The aim of this study was to investigate the effects of exogenous melatonin on sleep-wake rhythm in haemodialysis patients.
The study design is a randomized, double-blind, placebo-controlled, cross-over study of 3 x 6 weeks melatonin 3 mg at 22.00 h every night. Haemodialysis patients were asked to fill out a sleep questionnaire and to wear an actometer to record their sleep problems objectively. Furthermore, melatonin concentrations in saliva were sampled the night after daytime haemodialysis and the consecutive night. Actometers, the sleep questionnaire and melatonin concentrations were repeated during the study.

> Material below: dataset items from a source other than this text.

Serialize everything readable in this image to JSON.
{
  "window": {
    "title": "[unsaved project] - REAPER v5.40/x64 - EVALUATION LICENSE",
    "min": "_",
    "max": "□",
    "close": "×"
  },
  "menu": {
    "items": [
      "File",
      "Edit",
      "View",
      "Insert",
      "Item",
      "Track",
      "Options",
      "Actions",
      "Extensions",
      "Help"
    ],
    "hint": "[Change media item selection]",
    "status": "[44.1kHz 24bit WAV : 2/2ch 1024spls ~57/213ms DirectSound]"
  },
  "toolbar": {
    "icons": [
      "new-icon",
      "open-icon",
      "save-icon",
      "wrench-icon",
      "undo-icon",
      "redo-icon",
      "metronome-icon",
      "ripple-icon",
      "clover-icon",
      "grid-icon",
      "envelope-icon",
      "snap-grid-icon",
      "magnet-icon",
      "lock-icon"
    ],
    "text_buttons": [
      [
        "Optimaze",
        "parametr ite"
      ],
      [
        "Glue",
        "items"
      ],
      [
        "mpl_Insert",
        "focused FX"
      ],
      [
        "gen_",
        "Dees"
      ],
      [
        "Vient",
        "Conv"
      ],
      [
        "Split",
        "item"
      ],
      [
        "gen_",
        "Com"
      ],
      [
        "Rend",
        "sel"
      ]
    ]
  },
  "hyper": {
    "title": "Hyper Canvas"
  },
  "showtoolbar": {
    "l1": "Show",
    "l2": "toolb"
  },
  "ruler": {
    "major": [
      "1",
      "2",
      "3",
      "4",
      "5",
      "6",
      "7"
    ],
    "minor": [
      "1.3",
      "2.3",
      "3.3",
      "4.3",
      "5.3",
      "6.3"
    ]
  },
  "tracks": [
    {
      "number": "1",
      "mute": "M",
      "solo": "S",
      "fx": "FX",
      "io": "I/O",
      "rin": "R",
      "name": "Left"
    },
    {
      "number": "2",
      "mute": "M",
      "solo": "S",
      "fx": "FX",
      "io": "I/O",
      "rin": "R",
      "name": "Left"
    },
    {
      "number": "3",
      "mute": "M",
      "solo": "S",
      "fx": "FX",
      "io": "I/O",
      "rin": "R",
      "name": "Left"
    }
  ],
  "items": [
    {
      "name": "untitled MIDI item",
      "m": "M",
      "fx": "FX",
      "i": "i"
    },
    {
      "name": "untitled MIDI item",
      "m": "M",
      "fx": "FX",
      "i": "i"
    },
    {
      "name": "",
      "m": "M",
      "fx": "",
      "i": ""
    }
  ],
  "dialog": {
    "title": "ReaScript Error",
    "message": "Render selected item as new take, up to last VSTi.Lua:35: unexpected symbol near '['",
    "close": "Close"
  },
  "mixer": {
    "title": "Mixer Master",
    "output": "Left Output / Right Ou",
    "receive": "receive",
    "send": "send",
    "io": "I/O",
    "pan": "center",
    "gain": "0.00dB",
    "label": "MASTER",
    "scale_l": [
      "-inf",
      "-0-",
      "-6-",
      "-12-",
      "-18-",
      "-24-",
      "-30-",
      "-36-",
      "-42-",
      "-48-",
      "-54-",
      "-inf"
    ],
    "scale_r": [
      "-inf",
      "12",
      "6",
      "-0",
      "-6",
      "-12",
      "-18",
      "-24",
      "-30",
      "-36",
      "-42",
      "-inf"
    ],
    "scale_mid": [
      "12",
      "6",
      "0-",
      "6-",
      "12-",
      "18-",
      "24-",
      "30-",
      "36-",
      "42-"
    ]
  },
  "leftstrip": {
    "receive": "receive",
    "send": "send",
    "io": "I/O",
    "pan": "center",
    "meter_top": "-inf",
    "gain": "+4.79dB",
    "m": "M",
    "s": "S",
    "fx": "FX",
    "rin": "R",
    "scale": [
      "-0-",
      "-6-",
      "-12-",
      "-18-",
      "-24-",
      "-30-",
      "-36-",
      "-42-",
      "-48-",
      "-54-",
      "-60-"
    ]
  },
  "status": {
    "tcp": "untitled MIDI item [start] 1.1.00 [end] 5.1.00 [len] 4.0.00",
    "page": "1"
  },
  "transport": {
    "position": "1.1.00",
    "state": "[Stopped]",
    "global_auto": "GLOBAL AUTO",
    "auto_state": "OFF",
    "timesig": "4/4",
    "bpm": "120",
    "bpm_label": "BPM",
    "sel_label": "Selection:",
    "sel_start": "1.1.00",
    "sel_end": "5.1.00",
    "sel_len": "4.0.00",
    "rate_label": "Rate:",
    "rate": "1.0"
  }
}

In total, 20 patients (six female, median age 71 years) completed the investigation. On nights after daytime dialysis, objective sleep onset latency decreased significantly from a median of 44.5 (placebo) to a median of 15.5 min with melatonin (P < 0.01). Sleep efficiency increased from 67.3 to 73.1% with melatonin (P < 0.05). Actual sleep time increased from 376 min (placebo) to 388 min with melatonin (P < 0.01), and sleep fragmentation decreased from 4.5 to 3.1 (P < 0.01). Furthermore, subjective sleep parameters improved also. Patients reported less time needed to fall asleep (P < 0.05) and fewer wake periods (P < 0.05) on the nights with and without daytime dialysis and an increase in sleep time on the night of daytime dialysis (P < 0.05). Furthermore, the nocturnal melatonin rise was recovered.
Treatment with melatonin resulted in an improvement of subjective and objective sleep parameters, as well as a recovered nocturnal melatonin rhythm.